Conservative commentator stirs up life at Washburn

Knowles and College Republicans share the topic change Monday, March 28. Some Washburn community members felt outraged by this decision.

The conservative political commentator, Michael Knowles, is scheduled to speak on campus on Thursday, March 31 at 7 p.m. in Washburn A/B in the Memorial Union. Initially, Knowles was going to talk about freedom of speech, but changed his topic days before his appearance to “ending this transgenderism madness once and for all.”

“We, as an organization, feel as though our viewpoints haven’t really been presented on campus. We were hoping to present our perspective and he aligns with some of the same similar views that we hold,” said Claudia Fury, a sophomore political science major and chairman of College Republicans.

On Monday, March 28, Knowles announced on social media that the discussion would focus on “how to end this transgenderism madness once and for all.” This change stirred up many negative reactions from Washburn students, faculty and alumni. Mallory Hamilton, a junior studying criminal justice, was taken aback by the post.

“I was appalled. I was really confused about how this was happening and where it came from,” Hamilton said. “The first thing I did was I posted on my Instagram story and I told people if you feel unsafe Thursday for any reason, and you want to walk to class or walk to your car, ride, I’m available; I was immediately worried about people feeling safe, specifically LGBTQ plus members and trans people.”

Hamilton messaged two of her friends and classmates, Sierra Jeter, a junior majoring in political science and Spanish, and Emma Morrissey, a senior majoring in forensic investigation, to take action.

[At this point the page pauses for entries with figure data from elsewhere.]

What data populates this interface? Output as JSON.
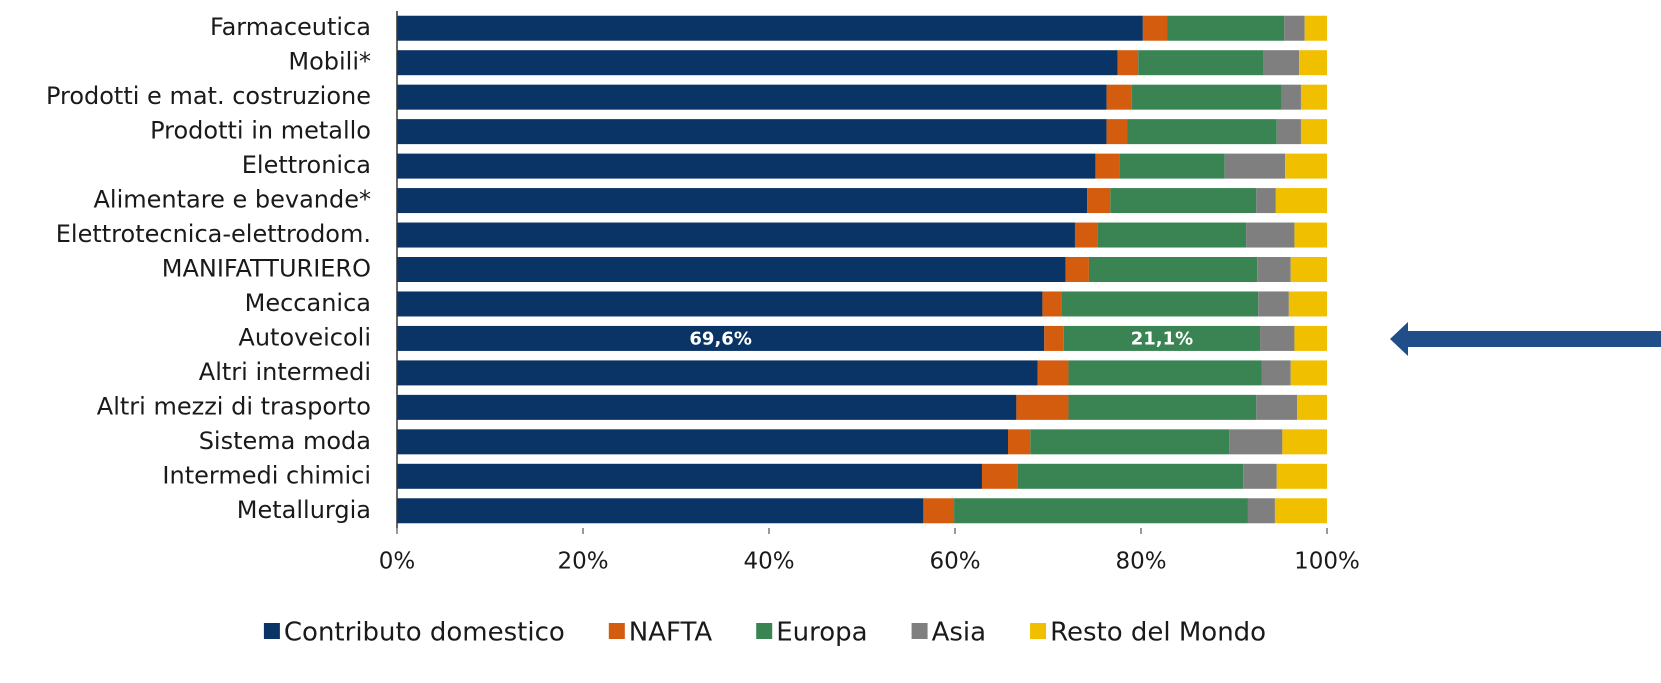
{
  "chart_data": {
    "type": "stacked_barh",
    "categories": [
      "Farmaceutica",
      "Mobili*",
      "Prodotti e mat. costruzione",
      "Prodotti in metallo",
      "Elettronica",
      "Alimentare e bevande*",
      "Elettrotecnica-elettrodom.",
      "MANIFATTURIERO",
      "Meccanica",
      "Autoveicoli",
      "Altri intermedi",
      "Altri mezzi di trasporto",
      "Sistema moda",
      "Intermedi chimici",
      "Metallurgia"
    ],
    "series": [
      {
        "name": "Contributo domestico",
        "color": "#0b3466",
        "values": [
          80.2,
          77.5,
          76.3,
          76.3,
          75.1,
          74.2,
          72.9,
          71.9,
          69.4,
          69.6,
          68.9,
          66.6,
          65.7,
          62.9,
          56.6
        ],
        "value_labels": [
          null,
          null,
          null,
          null,
          null,
          null,
          null,
          null,
          null,
          "69,6%",
          null,
          null,
          null,
          null,
          null
        ]
      },
      {
        "name": "NAFTA",
        "color": "#d45c0e",
        "values": [
          2.6,
          2.2,
          2.7,
          2.2,
          2.6,
          2.5,
          2.4,
          2.5,
          2.1,
          2.1,
          3.3,
          5.6,
          2.4,
          3.8,
          3.3
        ]
      },
      {
        "name": "Europa",
        "color": "#3a8454",
        "values": [
          12.6,
          13.5,
          16.1,
          16.1,
          11.3,
          15.7,
          16.0,
          18.1,
          21.1,
          21.1,
          20.8,
          20.2,
          21.4,
          24.3,
          31.6
        ],
        "value_labels": [
          null,
          null,
          null,
          null,
          null,
          null,
          null,
          null,
          null,
          "21,1%",
          null,
          null,
          null,
          null,
          null
        ]
      },
      {
        "name": "Asia",
        "color": "#7f7f7f",
        "values": [
          2.2,
          3.8,
          2.1,
          2.6,
          6.5,
          2.1,
          5.2,
          3.6,
          3.3,
          3.7,
          3.1,
          4.4,
          5.7,
          3.6,
          2.9
        ]
      },
      {
        "name": "Resto del Mondo",
        "color": "#f0c000",
        "values": [
          2.4,
          3.0,
          2.8,
          2.8,
          4.5,
          5.5,
          3.5,
          3.9,
          4.1,
          3.5,
          3.9,
          3.2,
          4.8,
          5.4,
          5.6
        ]
      }
    ],
    "xlim": [
      0,
      100
    ],
    "xticks": [
      {
        "value": 0,
        "label": "0%"
      },
      {
        "value": 20,
        "label": "20%"
      },
      {
        "value": 40,
        "label": "40%"
      },
      {
        "value": 60,
        "label": "60%"
      },
      {
        "value": 80,
        "label": "80%"
      },
      {
        "value": 100,
        "label": "100%"
      }
    ],
    "legend": "bottom"
  }
}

The three created a group chat to bring together the community in support of trans rights. Hamilton, Jeter and Morrissey used the group chat to collaborate with over a hundred students and create a solidarity gathering in response to Knowles’ event. The gathering isn’t intended to be a protest against Knowles, but rather a show of love and support to the trans community, and LGBTQ+ community as a whole.

“It started as what can we do to make sure that our students feel safe,” Hamilton said. “This is supposed to be a day for trans people just being taken away. We need to celebrate these students and give them a safe, happy place to be during a day that is supposed to be for them.”

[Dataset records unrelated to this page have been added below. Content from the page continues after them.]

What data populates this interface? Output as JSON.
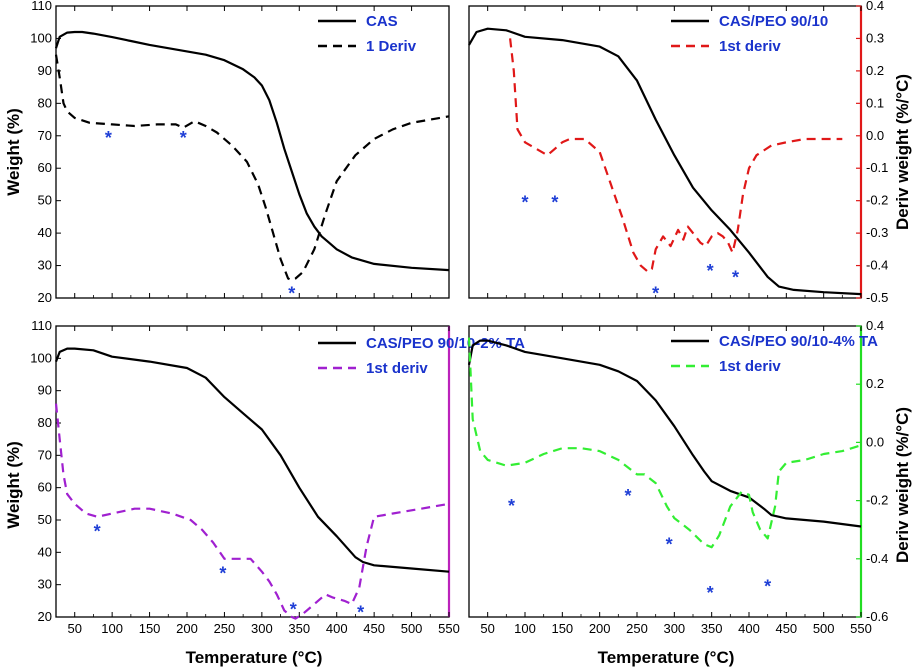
{
  "figure": {
    "x_axis_label": "Temperature (°C)",
    "y_left_label": "Weight (%)",
    "y_right_label": "Deriv weight (%/°C)"
  },
  "chart_data": [
    {
      "type": "line",
      "panel": "top-left",
      "xlim": [
        25,
        550
      ],
      "xticks": [
        50,
        100,
        150,
        200,
        250,
        300,
        350,
        400,
        450,
        500,
        550
      ],
      "show_xticklabels": false,
      "ylim": [
        20,
        110
      ],
      "yticks": [
        20,
        30,
        40,
        50,
        60,
        70,
        80,
        90,
        100,
        110
      ],
      "y2lim": [
        20,
        110
      ],
      "y2_scale": false,
      "series": [
        {
          "name": "CAS",
          "style": "solid",
          "color": "#000000",
          "axis": "left",
          "x": [
            25,
            30,
            40,
            50,
            60,
            75,
            100,
            125,
            150,
            175,
            200,
            225,
            250,
            275,
            290,
            300,
            310,
            320,
            330,
            340,
            350,
            360,
            370,
            380,
            390,
            400,
            420,
            450,
            500,
            550
          ],
          "y": [
            97,
            100.5,
            101.8,
            102,
            102,
            101.5,
            100.4,
            99.2,
            98,
            97,
            96,
            95,
            93.3,
            90.5,
            88,
            85.5,
            81,
            74,
            66,
            59,
            52,
            46,
            42,
            39,
            37,
            35,
            32.5,
            30.5,
            29.3,
            28.6
          ]
        },
        {
          "name": "1 Deriv",
          "style": "dashed",
          "color": "#000000",
          "axis": "left",
          "x": [
            25,
            30,
            35,
            40,
            50,
            70,
            100,
            130,
            160,
            185,
            195,
            210,
            225,
            240,
            260,
            280,
            295,
            305,
            315,
            325,
            335,
            340,
            345,
            355,
            370,
            385,
            400,
            425,
            450,
            475,
            500,
            525,
            550
          ],
          "y": [
            95,
            88,
            80,
            77.5,
            75.5,
            74,
            73.5,
            73,
            73.5,
            73.5,
            72.5,
            74.5,
            73,
            71,
            67,
            62,
            55,
            48,
            40,
            32,
            26,
            25.5,
            26,
            28,
            35,
            46,
            56,
            64,
            69,
            72,
            74,
            75,
            76
          ]
        }
      ],
      "legend": [
        {
          "label": "CAS",
          "style": "solid",
          "color": "#000000"
        },
        {
          "label": "1 Deriv",
          "style": "dashed",
          "color": "#000000"
        }
      ],
      "stars": [
        {
          "x": 95,
          "y": 70
        },
        {
          "x": 195,
          "y": 70
        },
        {
          "x": 340,
          "y": 22
        }
      ]
    },
    {
      "type": "line",
      "panel": "top-right",
      "xlim": [
        25,
        550
      ],
      "xticks": [
        50,
        100,
        150,
        200,
        250,
        300,
        350,
        400,
        450,
        500,
        550
      ],
      "show_xticklabels": false,
      "ylim": [
        20,
        110
      ],
      "yticks": [],
      "y2lim": [
        -0.5,
        0.4
      ],
      "y2ticks": [
        -0.5,
        -0.4,
        -0.3,
        -0.2,
        -0.1,
        0.0,
        0.1,
        0.2,
        0.3,
        0.4
      ],
      "y2ticklabels": [
        "-0.5",
        "-0.4",
        "-0.3",
        "-0.2",
        "-0.1",
        "0.0",
        "0.1",
        "0.2",
        "0.3",
        "0.4"
      ],
      "y2_scale": true,
      "y2_color": "#e01818",
      "series": [
        {
          "name": "CAS/PEO 90/10",
          "style": "solid",
          "color": "#000000",
          "axis": "left",
          "x": [
            25,
            35,
            50,
            75,
            100,
            150,
            200,
            225,
            250,
            275,
            300,
            325,
            350,
            375,
            400,
            425,
            440,
            460,
            500,
            550
          ],
          "y": [
            98,
            102,
            103,
            102.5,
            100.5,
            99.5,
            97.5,
            94.5,
            87,
            75,
            64,
            54,
            47,
            41,
            34,
            26.5,
            23.5,
            22.5,
            21.8,
            21.2
          ]
        },
        {
          "name": "1st deriv",
          "style": "dashed",
          "color": "#e01818",
          "axis": "right",
          "x": [
            80,
            85,
            90,
            100,
            115,
            130,
            140,
            150,
            160,
            180,
            200,
            215,
            230,
            245,
            255,
            265,
            270,
            275,
            285,
            295,
            305,
            312,
            318,
            325,
            335,
            342,
            350,
            358,
            365,
            372,
            378,
            385,
            392,
            400,
            410,
            430,
            450,
            475,
            500,
            525
          ],
          "y": [
            0.3,
            0.2,
            0.02,
            -0.02,
            -0.04,
            -0.06,
            -0.04,
            -0.02,
            -0.01,
            -0.01,
            -0.05,
            -0.15,
            -0.25,
            -0.36,
            -0.4,
            -0.42,
            -0.41,
            -0.35,
            -0.31,
            -0.34,
            -0.29,
            -0.32,
            -0.28,
            -0.3,
            -0.33,
            -0.34,
            -0.31,
            -0.3,
            -0.31,
            -0.33,
            -0.36,
            -0.29,
            -0.18,
            -0.1,
            -0.06,
            -0.03,
            -0.02,
            -0.01,
            -0.01,
            -0.01
          ]
        }
      ],
      "legend": [
        {
          "label": "CAS/PEO 90/10",
          "style": "solid",
          "color": "#000000"
        },
        {
          "label": "1st deriv",
          "style": "dashed",
          "color": "#e01818"
        }
      ],
      "stars": [
        {
          "x": 100,
          "y": 50
        },
        {
          "x": 140,
          "y": 50
        },
        {
          "x": 275,
          "y": 22
        },
        {
          "x": 348,
          "y": 29
        },
        {
          "x": 382,
          "y": 27
        }
      ]
    },
    {
      "type": "line",
      "panel": "bottom-left",
      "xlim": [
        25,
        550
      ],
      "xticks": [
        50,
        100,
        150,
        200,
        250,
        300,
        350,
        400,
        450,
        500,
        550
      ],
      "show_xticklabels": true,
      "ylim": [
        20,
        110
      ],
      "yticks": [
        20,
        30,
        40,
        50,
        60,
        70,
        80,
        90,
        100,
        110
      ],
      "y2lim": [
        20,
        110
      ],
      "y2_scale": false,
      "y2_color": "#bb22bb",
      "series": [
        {
          "name": "CAS/PEO 90/10-2% TA",
          "style": "solid",
          "color": "#000000",
          "axis": "left",
          "x": [
            25,
            30,
            40,
            50,
            75,
            100,
            150,
            200,
            225,
            250,
            275,
            300,
            325,
            350,
            375,
            400,
            425,
            435,
            450,
            500,
            550
          ],
          "y": [
            99,
            102,
            103,
            103,
            102.5,
            100.5,
            99,
            97,
            94,
            88,
            83,
            78,
            70,
            60,
            51,
            45,
            38.5,
            37,
            36,
            35,
            34
          ]
        },
        {
          "name": "1st deriv",
          "style": "dashed",
          "color": "#a020d0",
          "axis": "left",
          "x": [
            25,
            30,
            35,
            40,
            50,
            65,
            80,
            100,
            130,
            150,
            180,
            205,
            220,
            235,
            250,
            265,
            285,
            300,
            310,
            320,
            330,
            340,
            345,
            355,
            370,
            385,
            395,
            410,
            420,
            430,
            440,
            450,
            475,
            500,
            525,
            550
          ],
          "y": [
            86,
            75,
            64,
            58,
            55,
            52,
            51,
            52,
            53.5,
            53.5,
            52,
            50,
            47,
            43,
            38,
            38,
            38,
            34,
            31,
            27,
            22,
            20,
            19.5,
            21,
            24,
            27,
            26,
            25,
            24,
            29,
            42,
            51,
            52,
            53,
            54,
            55
          ]
        }
      ],
      "legend": [
        {
          "label": "CAS/PEO 90/10-2% TA",
          "style": "solid",
          "color": "#000000"
        },
        {
          "label": "1st deriv",
          "style": "dashed",
          "color": "#a020d0"
        }
      ],
      "stars": [
        {
          "x": 80,
          "y": 47
        },
        {
          "x": 248,
          "y": 34
        },
        {
          "x": 342,
          "y": 23
        },
        {
          "x": 432,
          "y": 22
        }
      ]
    },
    {
      "type": "line",
      "panel": "bottom-right",
      "xlim": [
        25,
        550
      ],
      "xticks": [
        50,
        100,
        150,
        200,
        250,
        300,
        350,
        400,
        450,
        500,
        550
      ],
      "show_xticklabels": true,
      "ylim": [
        20,
        110
      ],
      "yticks": [],
      "y2lim": [
        -0.6,
        0.4
      ],
      "y2ticks": [
        -0.6,
        -0.4,
        -0.2,
        0.0,
        0.2,
        0.4
      ],
      "y2ticklabels": [
        "-0.6",
        "-0.4",
        "-0.2",
        "0.0",
        "0.2",
        "0.4"
      ],
      "y2_scale": true,
      "y2_color": "#22dd22",
      "series": [
        {
          "name": "CAS/PEO 90/10-4% TA",
          "style": "solid",
          "color": "#000000",
          "axis": "left",
          "x": [
            25,
            30,
            40,
            50,
            75,
            100,
            150,
            200,
            225,
            250,
            275,
            300,
            325,
            340,
            350,
            375,
            400,
            420,
            430,
            450,
            500,
            550
          ],
          "y": [
            98,
            104,
            105.5,
            105.5,
            104,
            102,
            100,
            98,
            96,
            93,
            87,
            79,
            70,
            65,
            62,
            59,
            57,
            53.5,
            51.5,
            50.5,
            49.5,
            48
          ]
        },
        {
          "name": "1st deriv",
          "style": "dashed",
          "color": "#33ee33",
          "axis": "right",
          "x": [
            25,
            30,
            40,
            50,
            75,
            100,
            125,
            150,
            175,
            200,
            225,
            240,
            250,
            260,
            275,
            290,
            300,
            320,
            340,
            350,
            360,
            375,
            390,
            400,
            405,
            415,
            425,
            435,
            440,
            450,
            475,
            500,
            525,
            550
          ],
          "y": [
            0.36,
            0.08,
            -0.03,
            -0.06,
            -0.08,
            -0.07,
            -0.04,
            -0.02,
            -0.02,
            -0.03,
            -0.06,
            -0.09,
            -0.11,
            -0.11,
            -0.14,
            -0.22,
            -0.26,
            -0.3,
            -0.35,
            -0.36,
            -0.32,
            -0.22,
            -0.17,
            -0.18,
            -0.24,
            -0.3,
            -0.33,
            -0.22,
            -0.1,
            -0.07,
            -0.06,
            -0.04,
            -0.03,
            -0.01
          ]
        }
      ],
      "legend": [
        {
          "label": "CAS/PEO 90/10-4% TA",
          "style": "solid",
          "color": "#000000"
        },
        {
          "label": "1st deriv",
          "style": "dashed",
          "color": "#33ee33"
        }
      ],
      "stars": [
        {
          "x": 82,
          "y": 55
        },
        {
          "x": 238,
          "y": 58
        },
        {
          "x": 293,
          "y": 43
        },
        {
          "x": 348,
          "y": 28
        },
        {
          "x": 425,
          "y": 30
        }
      ]
    }
  ]
}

The solidarity gathering will take place at 4:30 p.m. on the east Union Lawn, prior to Knowles’ appearance.

“Something that the group has been very adamant about making clear is that we don’t not want conservative speakers on campus,” Hamilton said. “We want whoever and whatever ideological group to have speakers come.”

Despite the solidarity gathering being a response to Knowles’ appearance, Fury said that she is happy that the gathering is taking place.

“I’m glad that both of our organizations can stand on campus and promote both of our ideas and do it in a peaceful manner. I’m just hoping that the event goes as planned and no disruptive behavior happens during the event,” Fury said. “I’m really glad that we’re both able to voice our opinions and have a presence on campus.”

Security has been a significant concern for both groups, so the Washburn Police will be patrolling both events in order to keep students, faculty and staff safe. Fury said that four Washburn police officers will be at Knowles’ event and Hamilton said that police presence is a big aspect of their gathering to keep everyone safe, as well as having Chris Enos, Washburn University’s chief of police, one phone call away.

Fury, on behalf of Washburn College Republicans, said that she hopes that Knowles will not intentionally cause harm to anyone and they just want to be able to provide an informative, political event. On the other side, Hamilton and Jeter want to provide a safe and celebratory space that supports everyone, no matter their identity.

Over 700 people have reserved tickets for Knowles’ appearance, but only 300 will be allowed into the room based on a first come, first serve basis. Over 150 people are expected to attend the solidarity gathering prior.